Each of the twelve disciples carried a basket among the people, and took from them all that was left. When they came back to Jesus, all the twelve baskets were filled with the pieces left over of the loaves and fishes. There had been in the beginning only five loaves and two fishes. Of these, five thousand men, besides women and children, had eaten as much as they wanted. And now came back twelve baskets full of bits left over--much more at the end after all had eaten than at the beginning.
When the people saw that here was one who could give them food, all that they wanted, they said to each other,
"This is the man that we want for our king! He can give us bread to eat without our working for it. Let us break away from the rule of the Romans and make Jesus our king!"
Jesus knew their thoughts and what they were saying to each other, for he knew all things. He knew, too, that he was a king, but not such a king as they wished.

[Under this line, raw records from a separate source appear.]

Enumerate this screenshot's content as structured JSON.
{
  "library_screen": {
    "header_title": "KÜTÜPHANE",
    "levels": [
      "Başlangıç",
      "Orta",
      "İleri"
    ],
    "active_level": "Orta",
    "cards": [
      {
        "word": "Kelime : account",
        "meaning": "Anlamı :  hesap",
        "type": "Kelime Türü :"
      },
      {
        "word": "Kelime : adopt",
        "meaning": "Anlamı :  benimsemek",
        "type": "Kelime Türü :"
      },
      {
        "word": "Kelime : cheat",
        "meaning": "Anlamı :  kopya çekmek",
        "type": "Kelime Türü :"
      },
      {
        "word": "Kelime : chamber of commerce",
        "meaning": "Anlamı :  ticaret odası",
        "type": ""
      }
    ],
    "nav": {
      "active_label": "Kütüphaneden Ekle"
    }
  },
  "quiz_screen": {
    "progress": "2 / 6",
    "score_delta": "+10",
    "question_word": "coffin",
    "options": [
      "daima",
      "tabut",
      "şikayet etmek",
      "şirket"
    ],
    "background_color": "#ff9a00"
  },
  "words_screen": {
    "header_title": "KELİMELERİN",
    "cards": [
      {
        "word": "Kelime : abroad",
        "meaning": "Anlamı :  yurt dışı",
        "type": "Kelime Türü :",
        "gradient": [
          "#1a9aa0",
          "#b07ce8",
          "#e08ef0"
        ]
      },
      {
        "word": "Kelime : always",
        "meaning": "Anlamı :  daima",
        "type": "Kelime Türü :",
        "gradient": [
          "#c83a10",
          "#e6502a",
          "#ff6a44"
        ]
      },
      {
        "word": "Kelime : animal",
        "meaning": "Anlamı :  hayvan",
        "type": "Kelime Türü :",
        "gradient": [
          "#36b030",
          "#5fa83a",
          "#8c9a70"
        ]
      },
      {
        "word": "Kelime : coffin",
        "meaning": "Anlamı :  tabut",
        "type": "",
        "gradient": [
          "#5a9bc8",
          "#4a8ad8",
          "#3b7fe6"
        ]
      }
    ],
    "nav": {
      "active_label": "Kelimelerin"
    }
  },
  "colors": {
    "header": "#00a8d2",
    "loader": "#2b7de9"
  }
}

His kingdom was to be in the hearts of those who loved him, not a kingdom won by armies and by swords. Jesus found that his disciples were pleased to find the people so eager at once to crown Jesus as their King, for that would mean high rank and offices for themselves.
Jesus, therefore, began by sending away his disciples. He compelled them, much against their will, to get into the boat, and to row over the lake toward Capernaum. After sending away his disciples, he sent away the multitudes, who were also unwilling to go, for they could not understand why Jesus should refuse to be made king.
When all were gone away and quiet was around him and the night had come on, Jesus went to the top of a mountain near by, and spent some hours in prayer to his heavenly Father. He needed prayer, for he saw in this attempt to make him king another effort of Satan to bring Jesus under his power, by giving him a worldly kingdom, instead of a heavenly.